Dan di sana, di tengah ruangan, Darius sudah menunggu.

Dengan senyum tipisnya yang penuh misteri, pria itu bersandar di kursi tua, tangannya bertaut santai di depan dada.

"Revan," katanya, seolah mereka adalah teman lama yang bertemu kembali. "Aku tahu kau akan datang."

Revan menahan dorongan untuk menggertakkan giginya. "Gue di sini enggak bermain-main, Darius. Gue butuh jawaban."

Darius terkekeh pelan. "Oh, aku tahu. Dan aku akan memberikannya."

Ia bersandar sedikit ke depan, menatap Revan dengan mata tajam.

"Tapi pertama-tama… aku ingin tahu. Seberapa jauh kau bersedia pergi untuk mengetahui kebenaran tentang Zaine?"

Jantung Revan berdetak lebih cepat. Ia tahu, apa pun yang akan terjadi selanjutnya… tidak akan mudah.

Dan mungkin, setelah ini, tidak ada jalan untuk kembali.

Revan mengatupkan rahangnya. “Gue nggak akan main-main dengan ini, Darius.

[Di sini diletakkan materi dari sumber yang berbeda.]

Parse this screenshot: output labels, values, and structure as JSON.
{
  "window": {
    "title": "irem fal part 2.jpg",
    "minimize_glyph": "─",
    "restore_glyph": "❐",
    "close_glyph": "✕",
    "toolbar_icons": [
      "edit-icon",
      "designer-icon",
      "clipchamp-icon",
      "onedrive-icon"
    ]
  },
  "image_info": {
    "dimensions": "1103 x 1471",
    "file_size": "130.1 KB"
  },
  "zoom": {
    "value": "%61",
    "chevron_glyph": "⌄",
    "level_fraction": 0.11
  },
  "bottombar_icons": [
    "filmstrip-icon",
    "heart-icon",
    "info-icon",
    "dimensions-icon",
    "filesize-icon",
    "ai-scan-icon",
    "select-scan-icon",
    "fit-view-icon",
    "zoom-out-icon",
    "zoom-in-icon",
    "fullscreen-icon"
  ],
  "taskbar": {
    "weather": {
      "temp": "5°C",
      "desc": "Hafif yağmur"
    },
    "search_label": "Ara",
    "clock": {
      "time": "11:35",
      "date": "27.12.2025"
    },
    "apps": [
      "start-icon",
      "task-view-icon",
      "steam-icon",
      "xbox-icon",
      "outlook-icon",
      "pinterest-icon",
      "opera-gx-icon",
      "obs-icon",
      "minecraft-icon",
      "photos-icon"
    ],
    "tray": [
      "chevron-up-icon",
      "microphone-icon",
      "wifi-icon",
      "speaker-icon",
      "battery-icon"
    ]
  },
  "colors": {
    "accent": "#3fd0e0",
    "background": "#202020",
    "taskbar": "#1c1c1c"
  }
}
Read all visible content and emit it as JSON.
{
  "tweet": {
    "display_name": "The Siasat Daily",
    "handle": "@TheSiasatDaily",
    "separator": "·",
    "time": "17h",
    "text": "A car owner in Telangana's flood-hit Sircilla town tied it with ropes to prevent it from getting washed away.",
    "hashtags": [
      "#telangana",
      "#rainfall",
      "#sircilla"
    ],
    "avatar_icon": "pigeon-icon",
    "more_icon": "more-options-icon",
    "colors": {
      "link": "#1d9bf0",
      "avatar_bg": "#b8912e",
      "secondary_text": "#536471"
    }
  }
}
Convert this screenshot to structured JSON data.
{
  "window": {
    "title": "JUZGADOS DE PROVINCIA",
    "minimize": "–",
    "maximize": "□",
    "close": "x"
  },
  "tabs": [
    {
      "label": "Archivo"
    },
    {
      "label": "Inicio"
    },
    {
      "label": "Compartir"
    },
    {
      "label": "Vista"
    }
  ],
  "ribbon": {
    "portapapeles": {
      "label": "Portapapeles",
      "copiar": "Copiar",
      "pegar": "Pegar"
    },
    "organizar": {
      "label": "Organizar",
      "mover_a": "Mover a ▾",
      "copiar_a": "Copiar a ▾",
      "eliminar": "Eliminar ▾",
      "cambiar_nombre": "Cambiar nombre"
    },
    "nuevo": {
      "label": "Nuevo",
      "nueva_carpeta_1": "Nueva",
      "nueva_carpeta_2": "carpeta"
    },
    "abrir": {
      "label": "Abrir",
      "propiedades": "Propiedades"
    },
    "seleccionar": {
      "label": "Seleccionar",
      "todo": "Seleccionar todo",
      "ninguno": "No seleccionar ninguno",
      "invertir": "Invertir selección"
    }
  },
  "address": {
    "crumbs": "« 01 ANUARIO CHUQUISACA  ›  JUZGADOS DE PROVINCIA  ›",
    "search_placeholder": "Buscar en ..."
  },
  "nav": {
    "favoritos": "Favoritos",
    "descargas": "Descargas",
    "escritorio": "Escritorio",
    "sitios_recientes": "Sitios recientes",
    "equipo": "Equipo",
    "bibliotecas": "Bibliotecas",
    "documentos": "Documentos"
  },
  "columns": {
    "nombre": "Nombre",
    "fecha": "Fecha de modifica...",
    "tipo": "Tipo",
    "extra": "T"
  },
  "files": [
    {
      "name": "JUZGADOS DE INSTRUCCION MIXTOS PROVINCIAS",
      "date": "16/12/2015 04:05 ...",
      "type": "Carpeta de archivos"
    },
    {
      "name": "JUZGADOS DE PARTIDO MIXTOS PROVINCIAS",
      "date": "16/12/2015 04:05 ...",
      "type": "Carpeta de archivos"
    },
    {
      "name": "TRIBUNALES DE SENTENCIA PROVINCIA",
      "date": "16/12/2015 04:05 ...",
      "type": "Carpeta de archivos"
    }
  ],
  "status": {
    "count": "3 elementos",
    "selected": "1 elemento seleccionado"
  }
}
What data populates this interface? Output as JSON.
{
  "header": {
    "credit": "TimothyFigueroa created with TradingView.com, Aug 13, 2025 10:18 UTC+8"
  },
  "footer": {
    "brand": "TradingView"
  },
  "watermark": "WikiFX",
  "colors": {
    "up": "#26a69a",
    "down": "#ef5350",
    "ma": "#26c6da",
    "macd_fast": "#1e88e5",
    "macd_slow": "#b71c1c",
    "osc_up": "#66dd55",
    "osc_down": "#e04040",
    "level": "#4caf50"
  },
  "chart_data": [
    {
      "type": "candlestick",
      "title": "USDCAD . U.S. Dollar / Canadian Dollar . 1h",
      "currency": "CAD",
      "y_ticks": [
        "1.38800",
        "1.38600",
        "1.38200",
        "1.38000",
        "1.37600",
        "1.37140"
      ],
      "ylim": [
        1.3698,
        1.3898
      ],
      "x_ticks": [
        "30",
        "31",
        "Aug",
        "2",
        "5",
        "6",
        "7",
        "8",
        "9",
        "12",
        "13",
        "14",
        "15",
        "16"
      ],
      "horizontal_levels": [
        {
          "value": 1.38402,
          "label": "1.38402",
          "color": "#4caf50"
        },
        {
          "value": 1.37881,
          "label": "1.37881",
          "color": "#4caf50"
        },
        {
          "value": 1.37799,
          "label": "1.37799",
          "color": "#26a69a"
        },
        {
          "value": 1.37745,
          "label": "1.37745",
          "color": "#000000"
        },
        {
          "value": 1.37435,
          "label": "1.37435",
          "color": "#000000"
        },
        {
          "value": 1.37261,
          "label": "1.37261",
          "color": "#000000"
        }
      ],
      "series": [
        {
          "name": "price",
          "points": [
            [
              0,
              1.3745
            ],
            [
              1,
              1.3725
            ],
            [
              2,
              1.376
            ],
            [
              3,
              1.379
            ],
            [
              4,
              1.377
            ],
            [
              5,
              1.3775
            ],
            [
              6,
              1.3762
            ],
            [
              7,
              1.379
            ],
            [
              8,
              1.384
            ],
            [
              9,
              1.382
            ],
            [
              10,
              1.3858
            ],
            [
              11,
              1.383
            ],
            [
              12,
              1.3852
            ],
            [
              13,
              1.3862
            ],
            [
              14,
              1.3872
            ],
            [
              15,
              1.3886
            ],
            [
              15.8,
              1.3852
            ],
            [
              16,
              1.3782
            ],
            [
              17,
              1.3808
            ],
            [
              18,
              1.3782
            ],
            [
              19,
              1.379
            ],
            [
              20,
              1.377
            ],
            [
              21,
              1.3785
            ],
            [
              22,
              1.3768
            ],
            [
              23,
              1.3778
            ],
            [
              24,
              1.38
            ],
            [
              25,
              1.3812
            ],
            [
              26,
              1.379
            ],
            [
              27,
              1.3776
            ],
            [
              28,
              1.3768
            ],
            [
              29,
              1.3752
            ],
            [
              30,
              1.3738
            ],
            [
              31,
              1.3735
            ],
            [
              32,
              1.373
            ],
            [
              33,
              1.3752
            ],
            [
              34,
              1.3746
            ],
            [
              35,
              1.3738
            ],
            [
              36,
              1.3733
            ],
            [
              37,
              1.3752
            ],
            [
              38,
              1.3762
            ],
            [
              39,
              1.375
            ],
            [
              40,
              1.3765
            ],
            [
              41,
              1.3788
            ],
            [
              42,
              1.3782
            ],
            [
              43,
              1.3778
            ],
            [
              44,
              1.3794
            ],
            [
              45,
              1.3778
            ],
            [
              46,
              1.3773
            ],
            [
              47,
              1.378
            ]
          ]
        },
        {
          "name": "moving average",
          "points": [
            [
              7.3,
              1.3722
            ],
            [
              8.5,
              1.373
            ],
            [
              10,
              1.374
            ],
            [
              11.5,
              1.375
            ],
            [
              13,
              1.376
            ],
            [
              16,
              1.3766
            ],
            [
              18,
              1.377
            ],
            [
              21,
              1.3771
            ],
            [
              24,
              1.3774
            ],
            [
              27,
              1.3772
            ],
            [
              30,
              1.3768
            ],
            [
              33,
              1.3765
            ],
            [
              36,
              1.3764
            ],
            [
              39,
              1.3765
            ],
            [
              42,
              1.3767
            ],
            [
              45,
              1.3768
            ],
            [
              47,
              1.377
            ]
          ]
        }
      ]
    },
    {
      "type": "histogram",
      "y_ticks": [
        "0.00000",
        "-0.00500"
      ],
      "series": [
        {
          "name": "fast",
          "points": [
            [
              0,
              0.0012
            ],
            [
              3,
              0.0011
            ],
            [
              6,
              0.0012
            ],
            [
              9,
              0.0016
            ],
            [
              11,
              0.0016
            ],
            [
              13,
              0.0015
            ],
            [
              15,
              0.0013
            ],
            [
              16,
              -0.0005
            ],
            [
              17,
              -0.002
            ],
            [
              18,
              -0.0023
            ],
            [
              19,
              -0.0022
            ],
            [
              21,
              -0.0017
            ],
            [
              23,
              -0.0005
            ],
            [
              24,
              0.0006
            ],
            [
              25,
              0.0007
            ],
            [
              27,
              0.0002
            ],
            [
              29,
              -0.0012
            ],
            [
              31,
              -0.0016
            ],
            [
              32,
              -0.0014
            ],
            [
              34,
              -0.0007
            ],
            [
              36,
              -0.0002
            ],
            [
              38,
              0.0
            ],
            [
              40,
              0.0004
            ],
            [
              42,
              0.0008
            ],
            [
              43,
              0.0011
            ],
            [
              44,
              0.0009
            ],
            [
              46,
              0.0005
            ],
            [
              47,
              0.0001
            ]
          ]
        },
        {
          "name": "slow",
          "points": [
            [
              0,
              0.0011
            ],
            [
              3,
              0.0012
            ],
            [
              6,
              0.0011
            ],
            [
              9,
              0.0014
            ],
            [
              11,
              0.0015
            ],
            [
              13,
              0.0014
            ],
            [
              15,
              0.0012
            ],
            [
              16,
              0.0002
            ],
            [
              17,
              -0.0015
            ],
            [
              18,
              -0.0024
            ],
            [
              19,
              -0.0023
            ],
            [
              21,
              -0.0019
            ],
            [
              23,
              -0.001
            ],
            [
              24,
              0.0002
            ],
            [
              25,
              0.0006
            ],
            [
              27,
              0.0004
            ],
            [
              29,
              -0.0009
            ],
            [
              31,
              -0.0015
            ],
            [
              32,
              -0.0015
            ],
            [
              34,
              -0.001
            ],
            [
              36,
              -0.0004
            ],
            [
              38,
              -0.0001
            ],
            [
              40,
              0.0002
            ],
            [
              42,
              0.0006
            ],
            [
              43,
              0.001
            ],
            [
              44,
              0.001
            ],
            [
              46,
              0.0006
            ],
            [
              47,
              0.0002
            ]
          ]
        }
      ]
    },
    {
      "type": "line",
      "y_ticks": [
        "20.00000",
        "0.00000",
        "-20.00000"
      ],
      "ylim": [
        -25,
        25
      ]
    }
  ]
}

Jika lo tau sesuatu tentang Zaine, katakan.”

Darius tersenyum tipis, lalu berdiri. Langkahnya santai saat ia berjalan mengitari ruangan, seakan menikmati ketegangan yang menggantung di udara.

“Kau tahu,” katanya akhirnya, “kadang kebenaran lebih berbahaya daripada kebohongan. Begitu kau mengetahuinya, tidak akan ada jalan kembali.”

Revan mengepalkan tangannya. “Memangnya gue peduli? Gue siap.”

Darius berhenti, lalu menatapnya. Mata hitamnya meneliti wajah Revan, mencari tanda keraguan. Setelah beberapa detik, ia mendesah.

“Baiklah,” katanya. “Tapi ada syarat.”

Revan mengerutkan kening. “Syarat?”

“Kau harus melakukan sesuatu untukku,” jawab Darius, masih dengan senyum khasnya. “Anggap saja… sebagai pembayaran atas informasi yang kuberikan.”

Revan mendengar langkah kakinya sendiri saat ia mendekat. “Lo mau apa?”

Darius memasukkan tangannya ke dalam saku jasnya, lalu mengeluarkan sebuah amplop kecil. Ia melemparkannya ke meja kayu tua di antara mereka.

“Di dalamnya ada nama dan alamat seseorang,” katanya. “Aku butuh kau menemui orang ini dan mengambil sesuatu darinya.”

Revan menatap amplop itu dengan curiga. “Gue harus ngambil apa?”

Darius menyeringai. “Kau akan tahu saat bertemu dengannya.”

Revan mendengus. “Gue nggak bisa nurutin permintaan lo sebelum kasih tau gue apa yang pengen lo ambil.”

“Ah, tapi di situlah letak keseruannya,” Darius menyahut. “Keputusan ada di tanganmu, Revan. Ambil amplop itu, dan aku akan memberitahumu tentang Zaine. Jika tidak… yah, kita bisa mengakhiri pertemuan ini sekarang.”

Revan menatap amplop itu. Tangannya sedikit gemetar saat ia mengulurkannya.

Dia tahu ini berbahaya. Dia tahu ini mungkin jebakan.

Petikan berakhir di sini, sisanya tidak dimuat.